CIMT facilitates and enhances neuronal cell homeostasis. In animals, this is achieved through improved perfusion of motor areas and brain glucose metabolism; increased expression of BDNF, SDF-1, HIF-1α, VEGF, and GAP-43; increased number of ΔFosB-positive cells; and decreased levels of GABA and p-ERK among others. In humans, there are so far a few studies reporting on improved perfusion, decreased level of GABA, and a potential interaction between increased level of BDNF and motor function; but a number of studies reported on increased cortical activation and motor map size, increased and decreased intracortical inhibition, and decreased transcallosal or interhemispheric inhibition of the ipsilesional hemisphere. Additionally, most of the findings on the biomarkers such as increased cortical activation and map size, SDF-1 expression, and greater numbers of ΔFosB-positive cells, indicate that it is important that CIMT is initiated early poststroke. However, implementation of CIMT has been very difficult during early poststroke in humans and as such there are still just a few studies related to this area. Furthermore, there is limited evidence that CIMT is more effective when it is combined with other therapies such as tDCs in chronic cases of stroke. It should also be noted that these effects are mostly in ischaemic stroke. Thus, studies in humans are needed to further elucidate the biomarkers for recovery of motor function following CIMT.

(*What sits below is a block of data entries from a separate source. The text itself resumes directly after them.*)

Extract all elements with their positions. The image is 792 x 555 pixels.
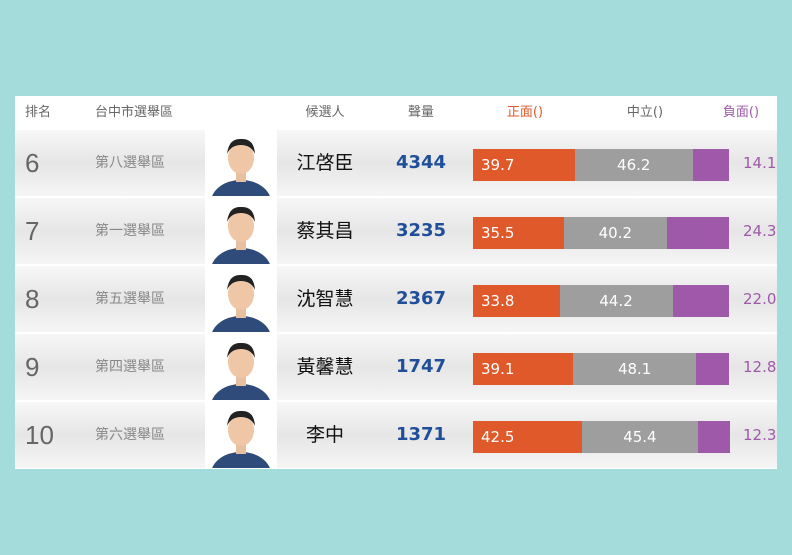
rank-number: 7 bbox=[25, 216, 40, 246]
volume-value: 1371 bbox=[395, 424, 447, 445]
negative-value: 12.8 bbox=[743, 358, 777, 376]
table-row: 7 第一選舉區 蔡其昌 3235 35.5 40.2 24.3 bbox=[15, 198, 777, 264]
negative-value: 22.0 bbox=[743, 290, 777, 308]
volume-value: 1747 bbox=[395, 356, 447, 377]
candidate-name: 蔡其昌 bbox=[296, 220, 354, 242]
candidate-photo bbox=[205, 334, 277, 400]
positive-bar: 39.1 bbox=[473, 353, 574, 385]
rank-number: 6 bbox=[25, 148, 40, 178]
district-label: 第一選舉區 bbox=[95, 223, 165, 239]
negative-value: 14.1 bbox=[743, 154, 777, 172]
candidate-name: 沈智慧 bbox=[296, 288, 354, 310]
table-row: 9 第四選舉區 黃馨慧 1747 39.1 48.1 12.8 bbox=[15, 334, 777, 400]
header-candidate: 候選人 bbox=[305, 105, 345, 120]
candidate-photo bbox=[205, 130, 277, 196]
neutral-bar: 45.4 bbox=[581, 421, 699, 453]
negative-value: 24.3 bbox=[743, 222, 777, 240]
negative-bar bbox=[696, 353, 729, 385]
portrait-icon bbox=[212, 138, 270, 196]
positive-bar: 39.7 bbox=[473, 149, 575, 181]
table-row: 6 第八選舉區 江啓臣 4344 39.7 46.2 14.1 bbox=[15, 130, 777, 196]
candidate-photo bbox=[205, 402, 277, 468]
header-negative: 負面() bbox=[722, 105, 760, 120]
header-volume: 聲量 bbox=[407, 105, 434, 120]
district-label: 第四選舉區 bbox=[95, 359, 165, 375]
positive-bar: 42.5 bbox=[473, 421, 582, 453]
district-label: 第八選舉區 bbox=[95, 155, 165, 171]
positive-bar: 33.8 bbox=[473, 285, 560, 317]
district-label: 第五選舉區 bbox=[95, 291, 165, 307]
header-positive: 正面() bbox=[506, 105, 544, 120]
candidate-name: 李中 bbox=[305, 424, 344, 446]
rank-number: 10 bbox=[25, 420, 54, 450]
positive-bar: 35.5 bbox=[473, 217, 564, 249]
neutral-bar: 46.2 bbox=[574, 149, 693, 181]
candidate-name: 江啓臣 bbox=[296, 152, 354, 174]
rank-number: 9 bbox=[25, 352, 40, 382]
neutral-bar: 48.1 bbox=[573, 353, 697, 385]
table-row: 8 第五選舉區 沈智慧 2367 33.8 44.2 22.0 bbox=[15, 266, 777, 332]
candidate-photo bbox=[205, 198, 277, 264]
portrait-icon bbox=[212, 274, 270, 332]
negative-bar bbox=[666, 217, 729, 249]
negative-bar bbox=[698, 421, 730, 453]
negative-value: 12.3 bbox=[743, 426, 777, 444]
header-district: 台中市選舉區 bbox=[95, 105, 174, 120]
header-neutral: 中立() bbox=[626, 105, 664, 120]
volume-value: 4344 bbox=[395, 152, 447, 173]
negative-bar bbox=[672, 285, 729, 317]
candidate-photo bbox=[205, 266, 277, 332]
portrait-icon bbox=[212, 206, 270, 264]
ranking-table: 排名 台中市選舉區 候選人 聲量 正面() 中立() 負面() 6 第八選舉區 江啓… bbox=[15, 96, 777, 469]
neutral-bar: 40.2 bbox=[563, 217, 667, 249]
table-row: 10 第六選舉區 李中 1371 42.5 45.4 12.3 bbox=[15, 402, 777, 468]
district-label: 第六選舉區 bbox=[95, 427, 165, 443]
negative-bar bbox=[692, 149, 729, 181]
rank-number: 8 bbox=[25, 284, 40, 314]
portrait-icon bbox=[212, 410, 270, 468]
header-rank: 排名 bbox=[25, 105, 52, 120]
portrait-icon bbox=[212, 342, 270, 400]
volume-value: 2367 bbox=[395, 288, 447, 309]
candidate-name: 黃馨慧 bbox=[296, 356, 354, 378]
volume-value: 3235 bbox=[395, 220, 447, 241]
neutral-bar: 44.2 bbox=[559, 285, 673, 317]
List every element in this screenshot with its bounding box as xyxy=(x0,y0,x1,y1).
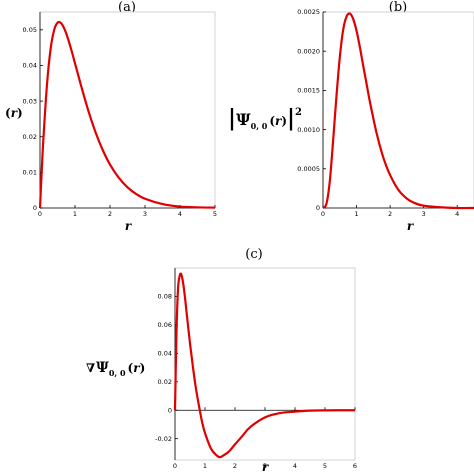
panel-c-y-tick-label: 0.04 xyxy=(158,350,172,358)
panel-a-x-tick-label: 0 xyxy=(38,210,42,218)
panel-c-series-line xyxy=(173,272,356,459)
panel-b-y-tick-label: 0.0025 xyxy=(297,8,320,16)
panel-a-x-tick-label: 3 xyxy=(143,210,147,218)
panel-b-y-tick-label: 0.0015 xyxy=(297,87,320,95)
panel-a-x-tick-label: 1 xyxy=(73,210,77,218)
panel-a-frame xyxy=(39,11,216,209)
panel-a-ylabel: (r) xyxy=(5,106,23,120)
panel-b-series-line xyxy=(322,12,474,210)
panel-a-y-tick-label: 0.04 xyxy=(23,62,37,70)
panel-b-x-tick-label: 0 xyxy=(321,210,325,218)
panel-c-y-tick-label: 0.06 xyxy=(158,321,172,329)
panel-c-ylabel-psi: Ψ xyxy=(96,360,109,376)
panel-a-x-tick-label: 5 xyxy=(213,210,217,218)
panel-a-x-tick-label: 2 xyxy=(108,210,112,218)
panel-b: (b) 0 1 2 3 4 0 0.0005 0.0010 0.0015 0.0020 0.0025… xyxy=(228,0,474,233)
panel-b-ylabel-bar-open: | xyxy=(228,105,236,131)
panel-b-x-tick-label: 1 xyxy=(354,210,358,218)
panel-b-frame xyxy=(322,11,474,209)
panel-b-ylabel-bar-close: | xyxy=(287,105,295,131)
panel-c-ylabel-open: ( xyxy=(128,361,134,375)
panel-c-x-tick-label: 6 xyxy=(353,462,357,470)
panel-b-y-tick-label: 0 xyxy=(316,204,320,212)
panel-c-frame xyxy=(174,267,356,461)
panel-c-ylabel-sub: 0, 0 xyxy=(109,368,126,378)
panel-a-y-tick-label: 0.05 xyxy=(23,26,37,34)
panel-b-xlabel: r xyxy=(407,219,415,233)
panel-c-x-tick-label: 0 xyxy=(173,462,177,470)
panel-c: (c) 0 1 2 3 4 5 6 -0.02 0 0.02 0.04 0.06 0.08 r ∇Ψ0,… xyxy=(86,247,357,474)
panel-a-title: (a) xyxy=(118,0,136,15)
panel-a-xlabel: r xyxy=(125,219,133,233)
panel-c-ylabel-close: ) xyxy=(140,361,146,375)
panel-c-y-tick-label: 0.08 xyxy=(158,293,172,301)
panel-b-title: (b) xyxy=(389,0,407,15)
panel-b-x-tick-label: 4 xyxy=(455,210,459,218)
panel-c-y-tick-label: 0.02 xyxy=(158,378,172,386)
panel-b-y-tick-label: 0.0010 xyxy=(297,126,320,134)
panel-a-y-tick-label: 0 xyxy=(33,204,37,212)
panel-c-y-tick-label: -0.02 xyxy=(155,435,172,443)
panel-a-plot: 0 1 2 3 4 5 0 0.01 0.02 0.03 0.04 0.05 xyxy=(23,12,217,218)
panel-b-ylabel-open: ( xyxy=(269,114,275,128)
panel-a-ylabel-close: ) xyxy=(17,106,23,120)
panel-b-ylabel-psi: Ψ xyxy=(236,110,251,129)
panel-c-x-tick-label: 2 xyxy=(233,462,237,470)
panel-c-x-tick-label: 4 xyxy=(293,462,297,470)
panel-c-ylabel-nabla: ∇ xyxy=(86,361,95,375)
panel-b-ylabel-exp: 2 xyxy=(295,107,302,118)
panel-a-ylabel-var: r xyxy=(11,106,19,120)
panel-b-x-tick-label: 3 xyxy=(422,210,426,218)
panel-b-ylabel-var: r xyxy=(275,114,283,128)
panel-a: (a) 0 1 2 3 4 500.010.020.030.040.05 r (r) xyxy=(5,0,217,233)
panel-b-ylabel: |Ψ0, 0 (r)|2 xyxy=(228,105,302,131)
panel-a-ylabel-open: ( xyxy=(5,106,11,120)
panel-c-x-tick-label: 5 xyxy=(323,462,327,470)
panel-a-y-tick-label: 0.02 xyxy=(23,133,37,141)
panel-a-x-tick-label: 4 xyxy=(178,210,182,218)
panel-b-y-tick-label: 0.0020 xyxy=(297,47,320,55)
panel-a-y-tick-label: 0.01 xyxy=(23,169,37,177)
panel-c-xlabel: r xyxy=(262,460,270,474)
panel-c-ylabel: ∇Ψ0, 0 (r) xyxy=(86,360,145,378)
panel-c-x-tick-label: 3 xyxy=(263,462,267,470)
panel-c-plot: 0 1 2 3 4 5 6 -0.02 0 0.02 0.04 0.06 0.08 xyxy=(155,268,357,470)
panel-c-title: (c) xyxy=(245,247,262,262)
panel-b-x-tick-label: 2 xyxy=(388,210,392,218)
panel-b-y-tick-label: 0.0005 xyxy=(297,165,320,173)
panel-b-ylabel-sub: 0, 0 xyxy=(251,121,268,131)
panel-c-x-tick-label: 1 xyxy=(203,462,207,470)
panel-c-y-tick-label: 0 xyxy=(168,406,172,414)
panel-b-plot: 0 1 2 3 4 0 0.0005 0.0010 0.0015 0.0020 0.0025 xyxy=(297,8,474,218)
panel-c-ylabel-var: r xyxy=(133,361,141,375)
panel-b-ylabel-close: ) xyxy=(281,114,287,128)
panel-a-series-line xyxy=(38,20,216,209)
panel-a-y-tick-label: 0.03 xyxy=(23,97,37,105)
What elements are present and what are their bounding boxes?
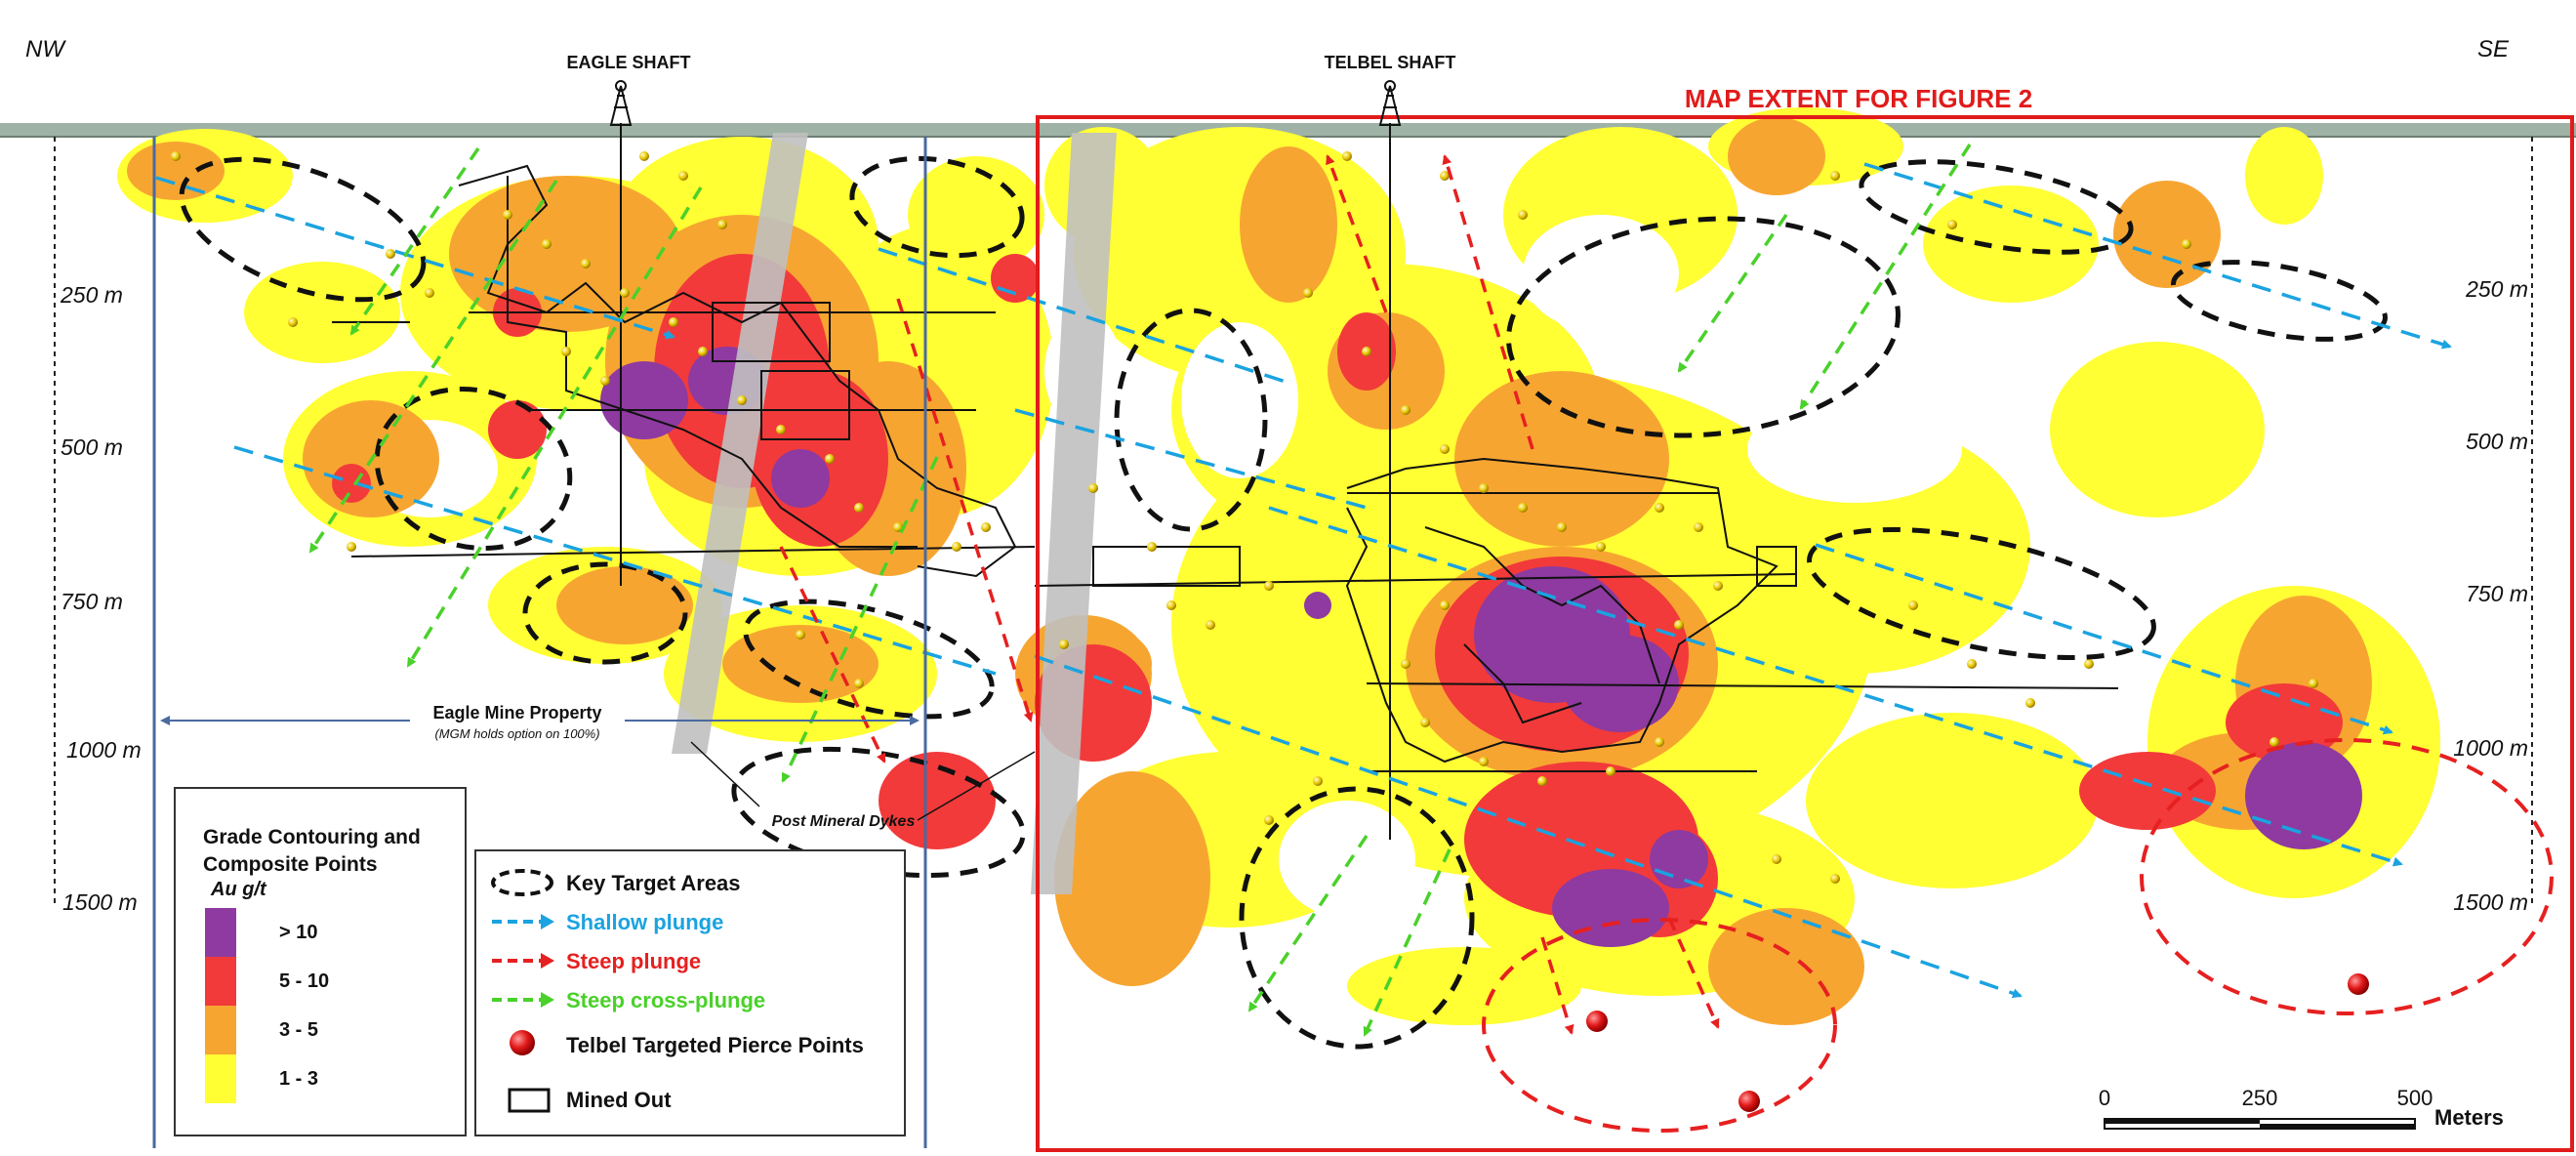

3.1. Implications for Research and Practice

The fact that there is good positive correlation between increased cortical map size and motor function improvement and between increased cortical activation and motor function improvement shows that CIMT has a strong theoretical basis. However, further research is needed to characterize those who have genetic affinity for improvement considering the BDNF gene and possibly other genetic constituents. Secondly, more rigorous studies with adequate sample sizes are needed to verify the discussed evidence especially on the molecular biomarkers in humans. Clinicians also need to create algorithms to be able know how much CIMT is required to produce effects on these biomarkers based on the patient’s presentations and the likely duration of treatment and prognosis.

Conflicts of Interest

The authors declare no conflict of interest.

Acknowledgments

The authors would like to thank Roberta Said, a Maltese Speech Therapist who spared her time to review the initial draft of the manuscript and give them valuable feedback.